Open JackyWoo opened 1 year ago
There is already a timeout logic that calls when_done
with failure, so as to make peer.cxx
close the RPC client (hence the socket and connection). Do you mean this logic did not work as explained?
https://github.com/eBay/NuRaft/blob/728644d0e1daa5d918c569e8f5a9486c47b64a0d/src/asio_service.cxx#L1028-L1040
As my understanding the timer here is set to wait other thread connect and send data and when time is up it will retry send.
And I find socket connect has no timout:
I am not familar with NuRaft RPC and please correct me if I am wrong.
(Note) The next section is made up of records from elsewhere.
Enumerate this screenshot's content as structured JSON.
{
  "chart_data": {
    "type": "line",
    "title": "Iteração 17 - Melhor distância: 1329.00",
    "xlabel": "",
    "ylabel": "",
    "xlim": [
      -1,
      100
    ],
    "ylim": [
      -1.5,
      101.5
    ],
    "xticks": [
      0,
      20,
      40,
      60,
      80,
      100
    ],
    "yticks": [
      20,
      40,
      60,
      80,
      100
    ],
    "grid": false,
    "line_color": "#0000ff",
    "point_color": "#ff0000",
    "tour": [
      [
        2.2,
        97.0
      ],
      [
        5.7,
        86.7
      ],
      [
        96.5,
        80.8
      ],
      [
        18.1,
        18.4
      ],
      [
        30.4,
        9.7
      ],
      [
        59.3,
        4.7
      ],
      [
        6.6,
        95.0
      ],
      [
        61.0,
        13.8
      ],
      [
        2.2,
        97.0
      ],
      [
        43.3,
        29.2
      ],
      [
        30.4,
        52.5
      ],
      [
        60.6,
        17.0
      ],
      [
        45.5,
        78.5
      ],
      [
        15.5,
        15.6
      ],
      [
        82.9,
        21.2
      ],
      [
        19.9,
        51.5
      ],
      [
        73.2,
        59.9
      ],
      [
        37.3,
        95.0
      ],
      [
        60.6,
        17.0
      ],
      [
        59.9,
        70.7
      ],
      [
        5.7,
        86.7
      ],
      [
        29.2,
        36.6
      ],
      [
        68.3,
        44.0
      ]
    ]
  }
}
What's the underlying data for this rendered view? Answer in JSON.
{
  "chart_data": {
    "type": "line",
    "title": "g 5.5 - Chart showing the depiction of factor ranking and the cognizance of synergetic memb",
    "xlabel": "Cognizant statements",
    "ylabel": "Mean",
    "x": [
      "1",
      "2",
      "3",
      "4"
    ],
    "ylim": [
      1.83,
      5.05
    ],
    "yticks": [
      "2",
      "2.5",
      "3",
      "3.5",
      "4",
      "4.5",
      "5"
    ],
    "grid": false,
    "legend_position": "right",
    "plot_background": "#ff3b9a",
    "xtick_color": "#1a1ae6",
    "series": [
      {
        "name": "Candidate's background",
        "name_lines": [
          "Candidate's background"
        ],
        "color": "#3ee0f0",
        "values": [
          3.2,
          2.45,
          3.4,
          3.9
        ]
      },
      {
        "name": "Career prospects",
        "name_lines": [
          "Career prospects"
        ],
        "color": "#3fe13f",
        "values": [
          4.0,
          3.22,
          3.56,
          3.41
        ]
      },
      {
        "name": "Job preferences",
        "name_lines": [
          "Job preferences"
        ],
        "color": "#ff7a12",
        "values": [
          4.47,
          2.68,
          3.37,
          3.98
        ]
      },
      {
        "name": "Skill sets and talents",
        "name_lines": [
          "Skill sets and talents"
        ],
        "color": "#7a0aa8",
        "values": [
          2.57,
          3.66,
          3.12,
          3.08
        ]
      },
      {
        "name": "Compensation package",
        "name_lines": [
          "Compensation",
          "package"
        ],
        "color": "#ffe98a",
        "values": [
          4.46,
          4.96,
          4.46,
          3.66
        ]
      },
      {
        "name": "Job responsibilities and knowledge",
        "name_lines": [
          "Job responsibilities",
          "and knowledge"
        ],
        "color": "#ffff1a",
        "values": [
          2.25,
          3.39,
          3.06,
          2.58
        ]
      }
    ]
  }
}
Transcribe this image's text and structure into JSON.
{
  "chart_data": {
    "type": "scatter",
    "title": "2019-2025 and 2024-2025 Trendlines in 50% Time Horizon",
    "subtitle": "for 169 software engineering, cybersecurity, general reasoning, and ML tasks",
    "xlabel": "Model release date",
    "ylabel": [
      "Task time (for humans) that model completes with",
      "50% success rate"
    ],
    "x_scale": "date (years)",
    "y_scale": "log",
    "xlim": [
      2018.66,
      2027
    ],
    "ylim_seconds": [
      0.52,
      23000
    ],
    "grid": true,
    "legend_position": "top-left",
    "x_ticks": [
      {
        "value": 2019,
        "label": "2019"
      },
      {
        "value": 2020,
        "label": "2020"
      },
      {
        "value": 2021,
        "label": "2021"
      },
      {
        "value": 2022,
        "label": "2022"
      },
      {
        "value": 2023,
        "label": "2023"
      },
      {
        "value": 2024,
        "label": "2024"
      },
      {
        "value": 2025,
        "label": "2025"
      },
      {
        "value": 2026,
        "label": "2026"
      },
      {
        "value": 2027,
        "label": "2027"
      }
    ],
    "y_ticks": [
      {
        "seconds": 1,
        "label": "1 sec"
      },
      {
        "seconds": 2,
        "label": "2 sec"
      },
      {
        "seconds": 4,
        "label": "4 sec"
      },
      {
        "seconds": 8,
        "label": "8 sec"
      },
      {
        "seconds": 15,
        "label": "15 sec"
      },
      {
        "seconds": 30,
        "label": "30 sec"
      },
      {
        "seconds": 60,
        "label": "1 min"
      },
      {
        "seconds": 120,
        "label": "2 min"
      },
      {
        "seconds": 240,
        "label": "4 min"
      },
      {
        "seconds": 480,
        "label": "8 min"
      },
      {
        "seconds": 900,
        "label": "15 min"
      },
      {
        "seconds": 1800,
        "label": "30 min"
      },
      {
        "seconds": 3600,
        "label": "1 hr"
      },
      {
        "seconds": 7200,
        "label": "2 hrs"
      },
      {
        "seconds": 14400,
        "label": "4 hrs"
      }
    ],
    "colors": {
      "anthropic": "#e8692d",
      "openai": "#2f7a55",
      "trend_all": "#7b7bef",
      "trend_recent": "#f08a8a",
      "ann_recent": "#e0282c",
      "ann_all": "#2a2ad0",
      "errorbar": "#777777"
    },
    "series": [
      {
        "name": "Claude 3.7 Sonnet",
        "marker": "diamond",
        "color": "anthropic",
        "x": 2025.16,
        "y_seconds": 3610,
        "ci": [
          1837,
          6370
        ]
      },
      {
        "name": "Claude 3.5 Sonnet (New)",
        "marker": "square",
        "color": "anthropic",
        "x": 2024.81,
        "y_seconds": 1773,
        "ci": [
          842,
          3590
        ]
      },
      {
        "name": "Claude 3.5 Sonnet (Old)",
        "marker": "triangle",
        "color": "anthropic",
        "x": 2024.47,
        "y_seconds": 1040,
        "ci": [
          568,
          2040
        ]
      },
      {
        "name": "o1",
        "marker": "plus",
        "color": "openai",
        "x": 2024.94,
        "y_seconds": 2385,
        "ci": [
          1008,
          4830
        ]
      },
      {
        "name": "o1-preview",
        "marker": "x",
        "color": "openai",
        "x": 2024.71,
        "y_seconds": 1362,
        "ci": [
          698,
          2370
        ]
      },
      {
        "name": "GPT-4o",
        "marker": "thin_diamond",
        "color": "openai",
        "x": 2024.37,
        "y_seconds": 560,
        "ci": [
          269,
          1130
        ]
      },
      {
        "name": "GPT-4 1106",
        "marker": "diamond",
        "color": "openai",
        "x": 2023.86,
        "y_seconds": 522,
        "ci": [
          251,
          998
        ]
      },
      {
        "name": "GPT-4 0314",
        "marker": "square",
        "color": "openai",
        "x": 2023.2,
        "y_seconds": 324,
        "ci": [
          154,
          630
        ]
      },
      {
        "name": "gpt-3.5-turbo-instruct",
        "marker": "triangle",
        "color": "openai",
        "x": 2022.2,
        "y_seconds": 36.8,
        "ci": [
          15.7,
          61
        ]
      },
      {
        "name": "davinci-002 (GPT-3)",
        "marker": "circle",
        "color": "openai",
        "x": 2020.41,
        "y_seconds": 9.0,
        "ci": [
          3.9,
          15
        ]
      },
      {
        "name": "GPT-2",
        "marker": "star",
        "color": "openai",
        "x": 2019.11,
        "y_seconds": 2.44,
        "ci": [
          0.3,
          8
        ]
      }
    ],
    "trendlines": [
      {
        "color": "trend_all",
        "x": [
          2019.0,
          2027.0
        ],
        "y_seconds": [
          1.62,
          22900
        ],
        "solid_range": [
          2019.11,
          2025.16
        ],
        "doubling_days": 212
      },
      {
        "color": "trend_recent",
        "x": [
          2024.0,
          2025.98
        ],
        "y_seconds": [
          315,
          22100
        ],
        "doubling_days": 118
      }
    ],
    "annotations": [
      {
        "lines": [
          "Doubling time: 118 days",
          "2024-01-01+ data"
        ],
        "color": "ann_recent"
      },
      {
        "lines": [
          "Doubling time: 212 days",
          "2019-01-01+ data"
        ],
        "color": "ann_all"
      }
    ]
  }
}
Ok got it, the existing timeout logic does not work for auto forwarding as there is no retry for auto forwarding. Need more time to think about it in detail, to unify it with existing timeout logic. Thanks.
In my project thread was stuck by NuRaft auto forwarding RPC connect method.
How to reproduce?
1.Thread node n1, n2, n3 and let's assume that n3 is leader. 2.Make network partition separating n3 with n1, n2 by iptables.
PS: you can increase OS option
net.ipv4.tcp_syn_retries
to increase system max connect timeout.details see https://github.com/JDRaftKeeper/RaftKeeper/issues/42
Solution
I think we should add connection timeout.